Respira profundamente y puedo ver cómo el aire se abre paso entre los pelos desordenados de su nariz. El recuerdo le trae el olor a pescado del puerto de Santoña, al Cantábrico, que huele a mi padre, porque mi padre es ahora del mar, tan bravo y manso a la vez que lo amo y lo temo a partes iguales. Recuerda el sabor de las anchoas, del salazón. Tan intenso es el recuerdo que se le ensaliva la boca. Levanto la cabeza y la imagen que encuadra el marco de la ventana parece una postal. Mar y montaña me acogen de nuevo. Mi madre, Mariuca, echa el cuerpo hacia delante y acerca la oreja a la ventana, parece estar escuchando las campanas trasmeranas de Santoña. Sonríe dejando asomar las encías a duras penas. Más que una vida, parece estar recordando siglos de historia, de nuestra historia. Sobran las palabras tanto como el perdón, pero algo se abre paso en el límite que separa su boca del exterior. Tardo unos segundos en reconocer los susurros algo inconexos. Tararea una canción que me pone el vello de punta. Es la que me cantaba cada noche antes de dormir, la que hablaba del amor indestructible de una madre que velaba los sueños de su niña, protegiéndola de todo mal. Con el puño me aprieto, arrugando la falda de mi madre hasta clavarme mis propias uñas y rompo a llorar como una chiquilla. Ella tararea acompañando mi llanto durante minutos, quizá horas.

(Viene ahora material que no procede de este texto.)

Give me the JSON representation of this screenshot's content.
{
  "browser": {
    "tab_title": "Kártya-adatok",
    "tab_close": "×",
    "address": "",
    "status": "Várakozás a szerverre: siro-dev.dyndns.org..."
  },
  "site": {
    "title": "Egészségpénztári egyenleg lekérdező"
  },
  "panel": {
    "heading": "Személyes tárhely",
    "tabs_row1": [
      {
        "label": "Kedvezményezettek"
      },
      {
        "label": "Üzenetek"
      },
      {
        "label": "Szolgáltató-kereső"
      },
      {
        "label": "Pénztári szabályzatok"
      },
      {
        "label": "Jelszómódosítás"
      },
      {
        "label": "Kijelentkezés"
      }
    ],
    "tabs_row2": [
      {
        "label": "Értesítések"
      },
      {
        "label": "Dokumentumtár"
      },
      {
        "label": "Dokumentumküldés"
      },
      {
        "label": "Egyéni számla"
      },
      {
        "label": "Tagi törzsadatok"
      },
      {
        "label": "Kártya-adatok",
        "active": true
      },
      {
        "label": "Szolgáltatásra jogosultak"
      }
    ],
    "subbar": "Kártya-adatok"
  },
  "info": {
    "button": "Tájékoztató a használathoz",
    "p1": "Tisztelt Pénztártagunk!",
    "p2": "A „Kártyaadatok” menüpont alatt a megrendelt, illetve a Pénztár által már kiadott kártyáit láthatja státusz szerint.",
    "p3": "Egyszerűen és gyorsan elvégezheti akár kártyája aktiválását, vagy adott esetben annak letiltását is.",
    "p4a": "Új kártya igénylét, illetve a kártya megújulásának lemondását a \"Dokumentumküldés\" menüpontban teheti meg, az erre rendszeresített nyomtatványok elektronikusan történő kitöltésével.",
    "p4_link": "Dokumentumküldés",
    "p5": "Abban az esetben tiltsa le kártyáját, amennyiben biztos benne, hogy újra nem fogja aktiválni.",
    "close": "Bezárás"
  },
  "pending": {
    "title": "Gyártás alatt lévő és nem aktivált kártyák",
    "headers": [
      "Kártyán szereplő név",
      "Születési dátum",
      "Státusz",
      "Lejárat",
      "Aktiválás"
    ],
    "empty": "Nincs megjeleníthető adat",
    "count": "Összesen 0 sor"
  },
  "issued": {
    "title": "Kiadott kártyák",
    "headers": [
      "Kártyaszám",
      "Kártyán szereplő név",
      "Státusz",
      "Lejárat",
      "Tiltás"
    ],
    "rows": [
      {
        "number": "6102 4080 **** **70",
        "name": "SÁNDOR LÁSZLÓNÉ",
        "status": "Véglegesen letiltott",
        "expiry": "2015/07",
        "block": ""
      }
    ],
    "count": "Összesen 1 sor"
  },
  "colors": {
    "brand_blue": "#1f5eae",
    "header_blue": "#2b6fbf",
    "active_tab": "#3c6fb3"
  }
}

Su mano va perdiendo fuerza progresivamente y me suelta, dejándome sola. Levanto la cabeza y veo esa opacidad en su mirada, esa que me hace presagiar que la tregua ha terminado por hoy, que la enfermedad se la ha llevado lejos de mí, porque a veces, ni siquiera las redes son capaces de atrapar los recuerdos.

 

CRISTINA NÚÑEZ MATE (Valencia)
3º PREMIO “V CONCURSO DE RELATO CORTO” (Tema: Los Trasmeranos)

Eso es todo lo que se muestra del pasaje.